Fenomena yang oleh warga dijuluki “Traktor Siluman” ini dengan cepat menjadi sensasi di dunia maya. Video yang merekam aksi mesin pembajak sawah yang menari tanpa awak tersebut, diunggah oleh akun Facebook Nasriani, sontak memancing ribuan reaksi dan pertanyaan: Bagaimana mesin ini bisa bergerak sendiri?
Pemandangan traktor yang beroperasi secara mandiri ini memicu kerumunan warga yang menyaksikan dengan mata terbelalak. Bisik-bisik berubah menjadi sorakan kagum saat traktor itu berbelok mulus di ujung petak sawah.
“Ini pakai remot ya?” tanya seorang warga, tak bisa menyembunyikan rasa takjubnya, seperti termuat dalam rekaman video yang kini telah dibagikan ratusan kali.
Dalam akun facebook Video tersebut awalnya dipersepsikan sebagai terobosan murni dari kecerdasan warga lokal. “Ini terobosan baru warga Kampung Alekarajae!” tulis Komentar Nasriani dalam keterangan videonya, memancing pujian atas semangat inovasi di tingkat akar rumput Pangkep.
Namun, investigasi lebih lanjut mengungkap cerita yang lebih mendalam dan inspiratif: keajaiban teknologi ini bukanlah kerja sulap, melainkan buah dari program pendampingan yang sukses.
Usut Tuntas:
Di balik keajaiban pergerakan “tanpa awak” ini, memang duduk seorang inovator lokal – putra asli Kampung Ale Karajae yang merupakan pemilik traktor, (Kelompok Tani) Saudara Hame.
Belakangan diketahui, traktor canggih ini adalah hasil kerja keras Kelompok Tani Binaan Politeknik Pertanian (Politani) Pangkep, yang berlokasi di Kelurahan Attang Salo.
Kehadiran Politani Pangkep sebagai mentor dan fasilitator menjadi kunci utama di balik terwujudnya Traktor Siluman ini. Program Binaan ini bertujuan mentransformasi metode bertani tradisional menjadi pertanian modern yang efisien.
Salah satu sumber yang enggan disebutkan namanya mengkonfirmasi peran institusi pendidikan tersebut. “Traktor siluman tersebut memakan biaya mencapai 8 juta rupiah, ini adalah bantuan dari Politeknik Pangkep,” ujarnya.
Traktor tersebut kini secara resmi diketahui adalah milik Saudara Hame, salah satu anggota kelompok tani binaan di Kelurahan Attang Salo, yang sukses mengimplementasikan teknologi kendali jarak jauh pada alat pertaniannya.

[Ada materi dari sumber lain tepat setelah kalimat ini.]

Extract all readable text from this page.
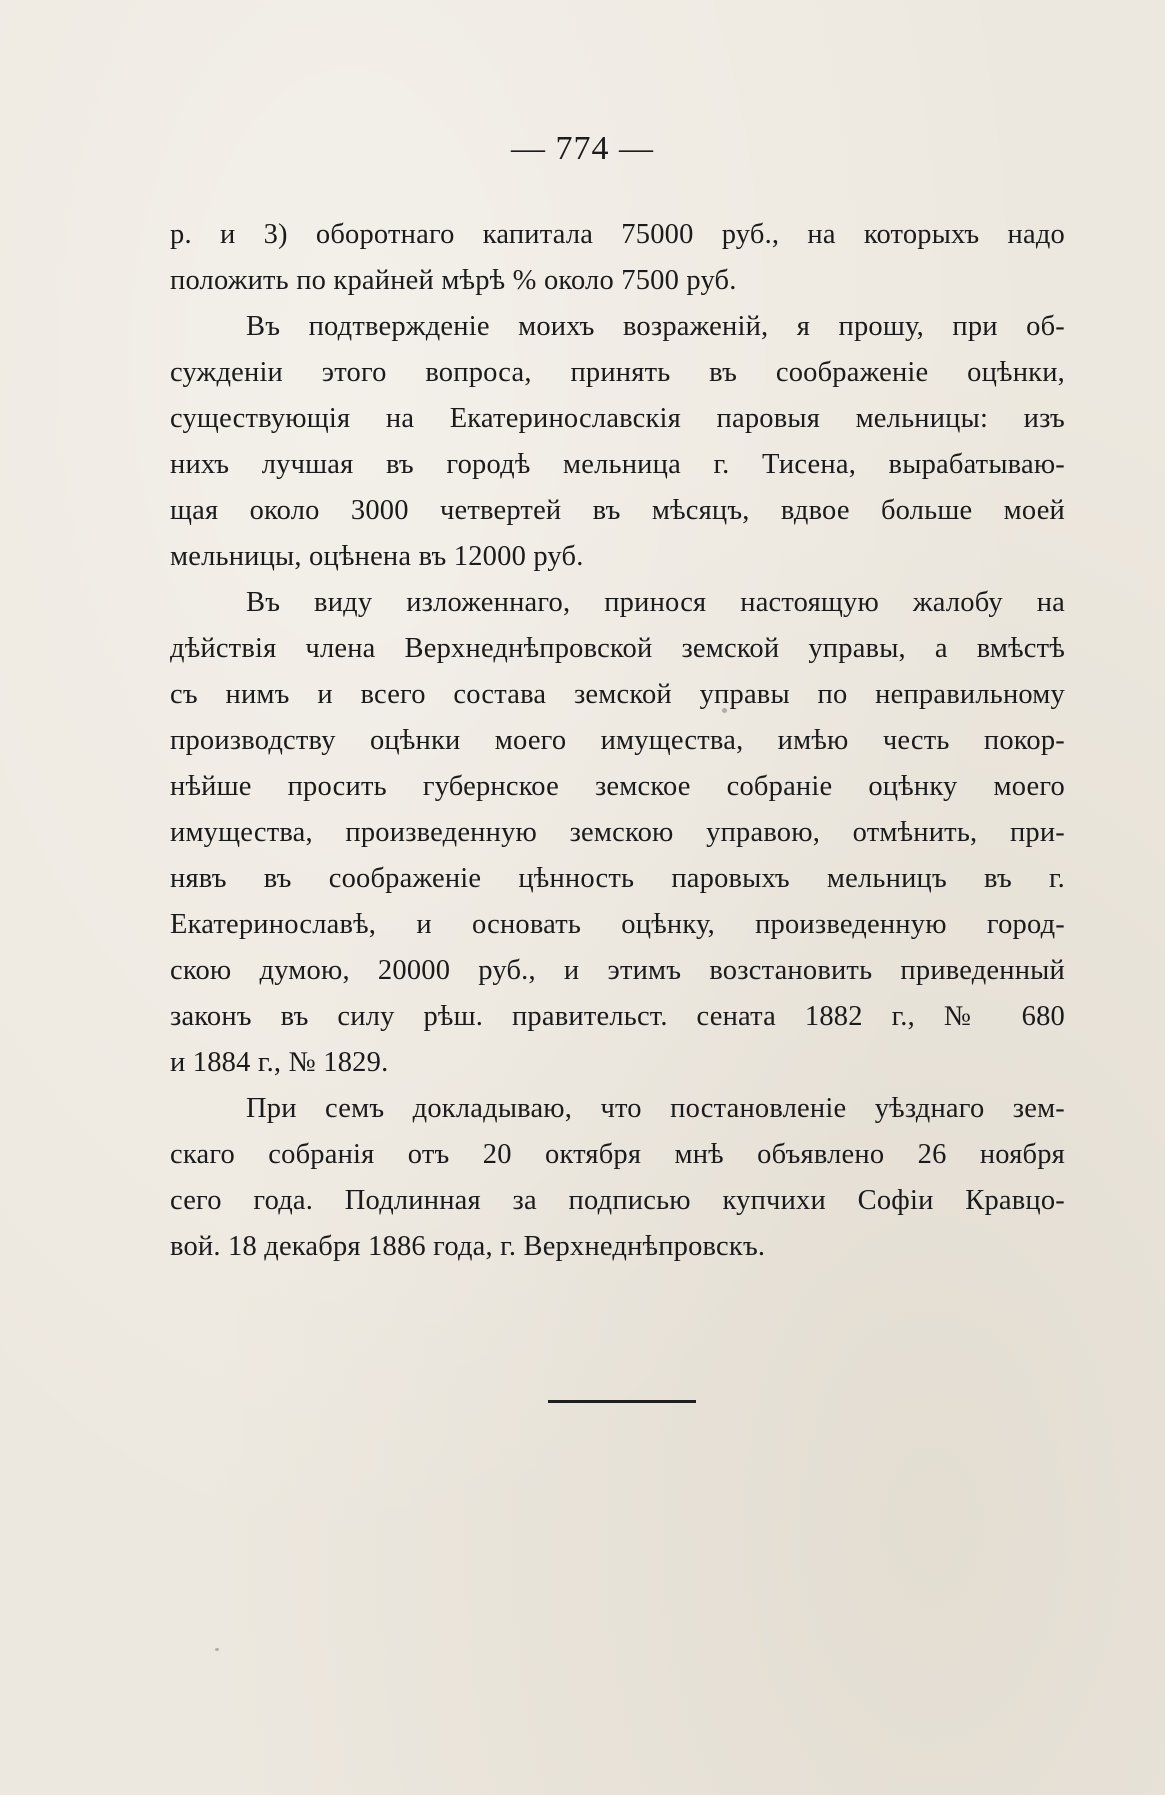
— 774 —
р. и 3) оборотнаго капитала 75000 руб., на которыхъ надо
положить по крайней мѣрѣ % около 7500 руб.
Въ подтвержденіе моихъ возраженій, я прошу, при об-
сужденіи этого вопроса, принять въ соображеніе оцѣнки,
существующія на Екатеринославскія паровыя мельницы: изъ
нихъ лучшая въ городѣ мельница г. Тисена, вырабатываю-
щая около 3000 четвертей въ мѣсяцъ, вдвое больше моей
мельницы, оцѣнена въ 12000 руб.
Въ виду изложеннаго, принося настоящую жалобу на
дѣйствія члена Верхнеднѣпровской земской управы, а вмѣстѣ
съ нимъ и всего состава земской управы по неправильному
производству оцѣнки моего имущества, имѣю честь покор-
нѣйше просить губернское земское собраніе оцѣнку моего
имущества, произведенную земскою управою, отмѣнить, при-
нявъ въ соображеніе цѣнность паровыхъ мельницъ въ г.
Екатеринославѣ, и основать оцѣнку, произведенную город-
скою думою, 20000 руб., и этимъ возстановить приведенный
законъ въ силу рѣш. правительст. сената 1882 г., № 680
и 1884 г., № 1829.
При семъ докладываю, что постановленіе уѣзднаго зем-
скаго собранія отъ 20 октября мнѣ объявлено 26 ноября
сего года. Подлинная за подписью купчихи Софіи Кравцо-
вой. 18 декабря 1886 года, г. Верхнеднѣпровскъ.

Traktor kendali jarak jauh ini menjadi bukti nyata bahwa inovasi teknologi tak hanya milik kota besar. Dengan dukungan institusi pendidikan seperti Politani Pangkep, teknologi pertanian modern dapat diadopsi dan dikembangkan di tingkat petani akar rumput.
Terobosan ini tidak hanya menjadi alat percontohan yang memukau warganet di media sosial, tetapi juga memicu diskusi tentang potensi peningkatan efisiensi kerja di sawah. Dengan traktor remote control, proses membajak sawah dapat dilakukan lebih cepat dan mengurangi beban fisik petani.

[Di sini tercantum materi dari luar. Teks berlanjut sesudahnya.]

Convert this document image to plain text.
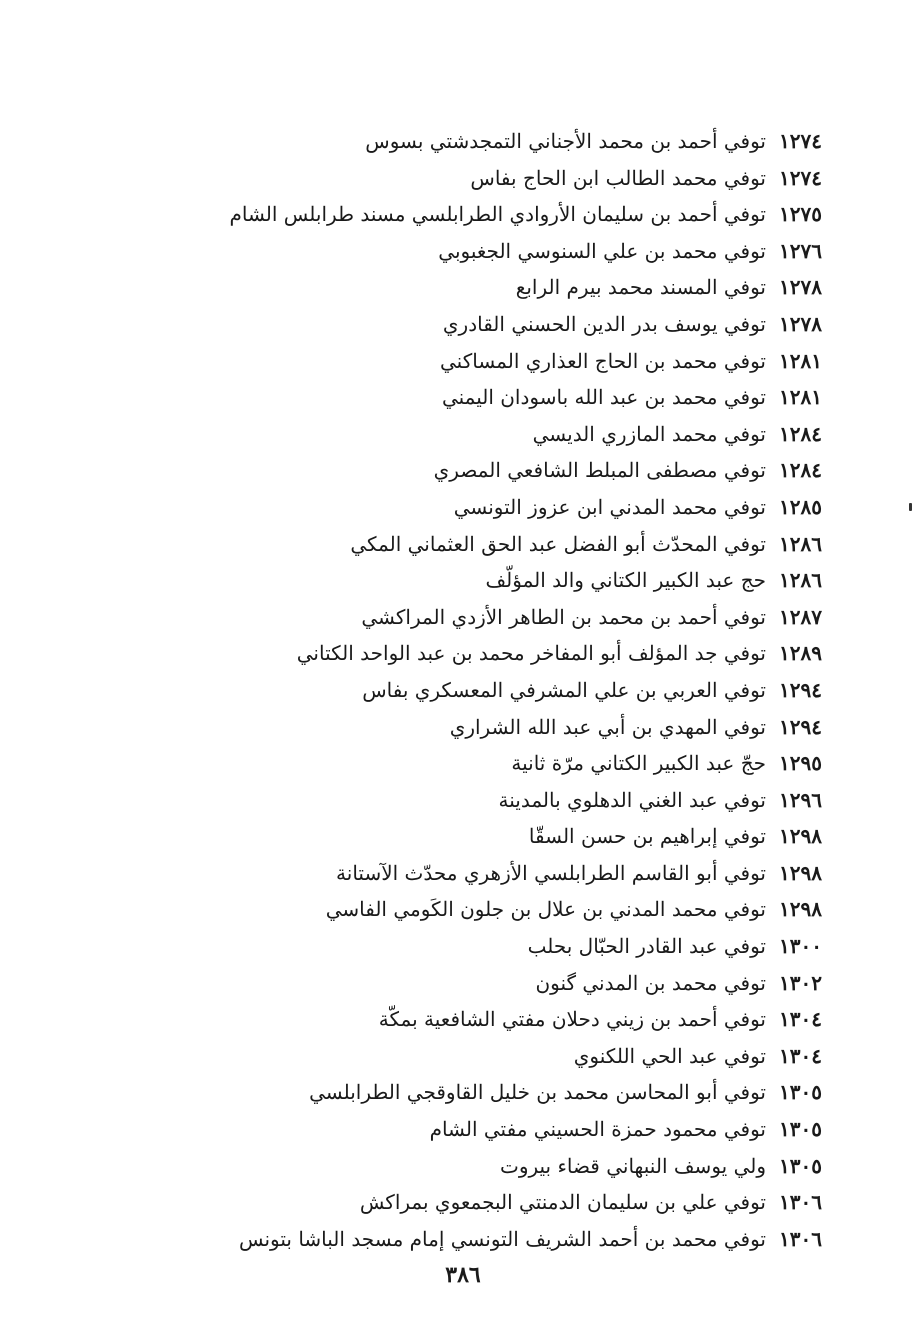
١٢٧٤
توفي أحمد بن محمد الأجناني التمجدشتي بسوس
١٢٧٤
توفي محمد الطالب ابن الحاج بفاس
١٢٧٥
توفي أحمد بن سليمان الأروادي الطرابلسي مسند طرابلس الشام
١٢٧٦
توفي محمد بن علي السنوسي الجغبوبي
١٢٧٨
توفي المسند محمد بيرم الرابع
١٢٧٨
توفي يوسف بدر الدين الحسني القادري
١٢٨١
توفي محمد بن الحاج العذاري المساكني
١٢٨١
توفي محمد بن عبد الله باسودان اليمني
١٢٨٤
توفي محمد المازري الديسي
١٢٨٤
توفي مصطفى المبلط الشافعي المصري
١٢٨٥
توفي محمد المدني ابن عزوز التونسي
١٢٨٦
توفي المحدّث أبو الفضل عبد الحق العثماني المكي
١٢٨٦
حج عبد الكبير الكتاني والد المؤلّف
١٢٨٧
توفي أحمد بن محمد بن الطاهر الأزدي المراكشي
١٢٨٩
توفي جد المؤلف أبو المفاخر محمد بن عبد الواحد الكتاني
١٢٩٤
توفي العربي بن علي المشرفي المعسكري بفاس
١٢٩٤
توفي المهدي بن أبي عبد الله الشراري
١٢٩٥
حجّ عبد الكبير الكتاني مرّة ثانية
١٢٩٦
توفي عبد الغني الدهلوي بالمدينة
١٢٩٨
توفي إبراهيم بن حسن السقّا
١٢٩٨
توفي أبو القاسم الطرابلسي الأزهري محدّث الآستانة
١٢٩٨
توفي محمد المدني بن علال بن جلون الكَومي الفاسي
١٣٠٠
توفي عبد القادر الحبّال بحلب
١٣٠٢
توفي محمد بن المدني گنون
١٣٠٤
توفي أحمد بن زيني دحلان مفتي الشافعية بمكّة
١٣٠٤
توفي عبد الحي اللكنوي
١٣٠٥
توفي أبو المحاسن محمد بن خليل القاوقجي الطرابلسي
١٣٠٥
توفي محمود حمزة الحسيني مفتي الشام
١٣٠٥
ولي يوسف النبهاني قضاء بيروت
١٣٠٦
توفي علي بن سليمان الدمنتي البجمعوي بمراكش
١٣٠٦
توفي محمد بن أحمد الشريف التونسي إمام مسجد الباشا بتونس
٣٨٦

Fenomena Traktor Siluman ini telah membuktikan bahwa Pangkep siap menyambut era pertanian 4.0, di mana teknologi dan kecerdasan lokal berpadu untuk meningkatkan produktivitas pangan.
(Sebelum berita ini diterbitkan, tim Media Lintas-Khatulistiwa.com mencoba menghubungi Lurah Attang Salo untuk mendapatkan informasi lebih lanjut mengenai program pendampingan kelompok tani ini, namun komunikasi masih belum berhasil.)